Kim Jong Un certainly looked slimmer last weekend when he came out of his last long absence. But it is perhaps the North Korean leader’s Swiss timepiece that provides the clearest evidence that he is watching his weight.
Kim’s still present IWC Schaffhausen Portofino appears to have been tighter around his wrist in the latest photos released by state media, according to an analysis released Tuesday by NK News. The Seoul-based news site compared close-ups of the $ 12,000 watch from previous months to support observations that Kim, 37, had lost weight.
The weight of the North Korean leader has long been followed by spy agencies for clues to the stability of his autocratic and secretive regime, especially since his family has a history of heart disease. The South Korean spy agency told lawmakers in November that Kim weighed around 140 kilograms (309 pounds) and had gained around 50 kilograms since coming to power in 2011.

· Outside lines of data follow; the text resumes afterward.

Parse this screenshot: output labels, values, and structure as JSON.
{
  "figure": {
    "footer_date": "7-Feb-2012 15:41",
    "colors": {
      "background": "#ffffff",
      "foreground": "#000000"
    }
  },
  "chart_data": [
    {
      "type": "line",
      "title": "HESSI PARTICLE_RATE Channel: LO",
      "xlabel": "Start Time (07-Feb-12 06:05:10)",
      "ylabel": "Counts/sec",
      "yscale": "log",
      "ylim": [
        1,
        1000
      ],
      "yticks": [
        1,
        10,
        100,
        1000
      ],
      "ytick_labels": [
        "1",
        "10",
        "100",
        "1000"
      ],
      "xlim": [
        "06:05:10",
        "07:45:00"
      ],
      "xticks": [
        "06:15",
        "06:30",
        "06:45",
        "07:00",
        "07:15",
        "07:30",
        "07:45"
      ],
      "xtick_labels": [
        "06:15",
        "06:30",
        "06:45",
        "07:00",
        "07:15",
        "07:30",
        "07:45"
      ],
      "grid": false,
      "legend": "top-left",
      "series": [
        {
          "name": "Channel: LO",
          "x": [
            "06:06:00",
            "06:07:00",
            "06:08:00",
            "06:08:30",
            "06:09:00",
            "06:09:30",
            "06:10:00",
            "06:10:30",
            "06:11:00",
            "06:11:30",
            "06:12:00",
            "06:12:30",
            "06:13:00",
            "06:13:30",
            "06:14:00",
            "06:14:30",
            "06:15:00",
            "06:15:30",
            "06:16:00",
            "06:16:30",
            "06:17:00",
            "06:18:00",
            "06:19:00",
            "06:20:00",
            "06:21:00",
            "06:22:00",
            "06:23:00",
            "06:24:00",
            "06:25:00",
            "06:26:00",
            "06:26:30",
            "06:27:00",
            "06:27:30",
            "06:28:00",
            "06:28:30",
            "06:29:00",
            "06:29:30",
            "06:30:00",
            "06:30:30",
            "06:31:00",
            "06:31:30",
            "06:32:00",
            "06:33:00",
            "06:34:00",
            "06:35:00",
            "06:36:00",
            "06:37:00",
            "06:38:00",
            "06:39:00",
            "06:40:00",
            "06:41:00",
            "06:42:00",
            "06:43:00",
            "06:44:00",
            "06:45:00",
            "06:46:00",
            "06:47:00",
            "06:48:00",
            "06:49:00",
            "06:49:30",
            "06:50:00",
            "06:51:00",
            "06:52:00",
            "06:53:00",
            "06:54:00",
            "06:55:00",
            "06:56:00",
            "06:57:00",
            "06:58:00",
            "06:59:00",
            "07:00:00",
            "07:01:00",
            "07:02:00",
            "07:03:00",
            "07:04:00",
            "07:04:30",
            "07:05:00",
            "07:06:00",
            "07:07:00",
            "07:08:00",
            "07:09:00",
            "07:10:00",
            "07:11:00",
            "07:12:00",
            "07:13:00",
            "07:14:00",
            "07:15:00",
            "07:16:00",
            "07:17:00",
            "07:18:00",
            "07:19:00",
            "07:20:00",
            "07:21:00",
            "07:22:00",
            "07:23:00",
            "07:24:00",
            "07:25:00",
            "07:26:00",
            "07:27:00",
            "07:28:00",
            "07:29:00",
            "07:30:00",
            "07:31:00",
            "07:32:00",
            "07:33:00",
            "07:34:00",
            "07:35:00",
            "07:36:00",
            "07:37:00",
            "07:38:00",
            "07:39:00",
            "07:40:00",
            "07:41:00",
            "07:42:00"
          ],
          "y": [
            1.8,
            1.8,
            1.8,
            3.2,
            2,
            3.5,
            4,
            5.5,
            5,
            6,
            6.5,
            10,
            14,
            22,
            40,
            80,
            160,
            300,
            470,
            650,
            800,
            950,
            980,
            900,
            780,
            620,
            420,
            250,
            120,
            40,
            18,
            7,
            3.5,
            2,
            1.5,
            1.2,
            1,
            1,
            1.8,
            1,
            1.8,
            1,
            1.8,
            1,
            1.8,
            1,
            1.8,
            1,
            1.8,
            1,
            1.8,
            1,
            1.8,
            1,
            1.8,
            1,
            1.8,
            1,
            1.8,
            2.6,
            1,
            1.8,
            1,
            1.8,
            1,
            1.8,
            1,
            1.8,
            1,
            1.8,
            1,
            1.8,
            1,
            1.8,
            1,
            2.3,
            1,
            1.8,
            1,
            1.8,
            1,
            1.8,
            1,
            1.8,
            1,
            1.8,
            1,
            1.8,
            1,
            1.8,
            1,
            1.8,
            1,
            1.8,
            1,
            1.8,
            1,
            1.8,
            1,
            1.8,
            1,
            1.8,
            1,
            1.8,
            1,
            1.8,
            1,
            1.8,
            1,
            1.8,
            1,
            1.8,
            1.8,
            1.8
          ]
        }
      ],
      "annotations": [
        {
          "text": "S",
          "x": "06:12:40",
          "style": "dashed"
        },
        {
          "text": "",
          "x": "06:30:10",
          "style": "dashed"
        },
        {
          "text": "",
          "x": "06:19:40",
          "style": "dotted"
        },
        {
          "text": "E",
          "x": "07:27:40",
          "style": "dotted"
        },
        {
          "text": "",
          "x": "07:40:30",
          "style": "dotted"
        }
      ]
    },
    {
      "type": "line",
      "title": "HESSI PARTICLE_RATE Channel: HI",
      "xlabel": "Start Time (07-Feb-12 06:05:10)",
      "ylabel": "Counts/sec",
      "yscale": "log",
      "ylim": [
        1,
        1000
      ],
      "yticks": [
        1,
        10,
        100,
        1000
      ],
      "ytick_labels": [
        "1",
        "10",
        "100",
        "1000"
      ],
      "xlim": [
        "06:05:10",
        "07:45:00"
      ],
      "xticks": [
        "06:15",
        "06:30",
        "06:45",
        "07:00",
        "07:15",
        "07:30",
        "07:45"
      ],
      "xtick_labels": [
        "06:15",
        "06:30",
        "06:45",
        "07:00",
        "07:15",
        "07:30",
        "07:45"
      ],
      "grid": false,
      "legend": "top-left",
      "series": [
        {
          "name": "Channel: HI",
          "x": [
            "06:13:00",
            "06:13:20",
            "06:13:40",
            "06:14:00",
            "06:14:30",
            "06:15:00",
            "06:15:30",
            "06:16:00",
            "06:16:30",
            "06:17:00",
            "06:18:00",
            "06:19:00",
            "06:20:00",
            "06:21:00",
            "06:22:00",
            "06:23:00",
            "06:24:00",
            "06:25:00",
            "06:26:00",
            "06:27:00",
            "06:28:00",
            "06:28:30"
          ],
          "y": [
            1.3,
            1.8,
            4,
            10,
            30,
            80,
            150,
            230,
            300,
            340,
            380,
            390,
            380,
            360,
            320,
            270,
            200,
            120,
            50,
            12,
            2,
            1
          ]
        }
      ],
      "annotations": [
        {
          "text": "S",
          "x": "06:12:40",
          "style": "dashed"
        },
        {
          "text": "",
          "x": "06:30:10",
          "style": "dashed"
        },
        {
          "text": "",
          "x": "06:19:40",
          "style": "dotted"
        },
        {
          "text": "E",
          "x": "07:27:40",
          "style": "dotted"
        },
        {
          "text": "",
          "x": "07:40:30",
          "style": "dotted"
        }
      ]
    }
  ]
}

“Foreign intelligence agencies want to know if Kim Jong Un is healthy enough to remain the leader for a long time,” said Colin Zwirko, senior analytical correspondent for NK News. “What happens behind the scenes if he’s in poor health?” And how does that affect security in the region given that North Korea has nuclear weapons. “
Kim’s health became the subject of a global intrigue during a 20-day absence last year in which he missed the birthday celebrations of his late grandfather and founder of the State, Kim Il Sung. Seoul-based news site Daily NK reported that Kim had undergone “cardiovascular surgery” and, when he finally came out, NK News cited a mark on his wrist as possible evidence to support this theory.
Kim had not been featured in North Korean state media for about a month before announcing on Saturday that he had attended a ruling party meeting on economic issues. The country’s economy has shown little sign of growth this year after its worst contraction in decades as it continues to grapple with the pandemic, US sanctions and lack of trade with China.
Kim appears to be focusing on internal affairs for the time being rather than escalating regional tensions with provocative military measures, South Korean Defense Minister Suh Wook said on Wednesday.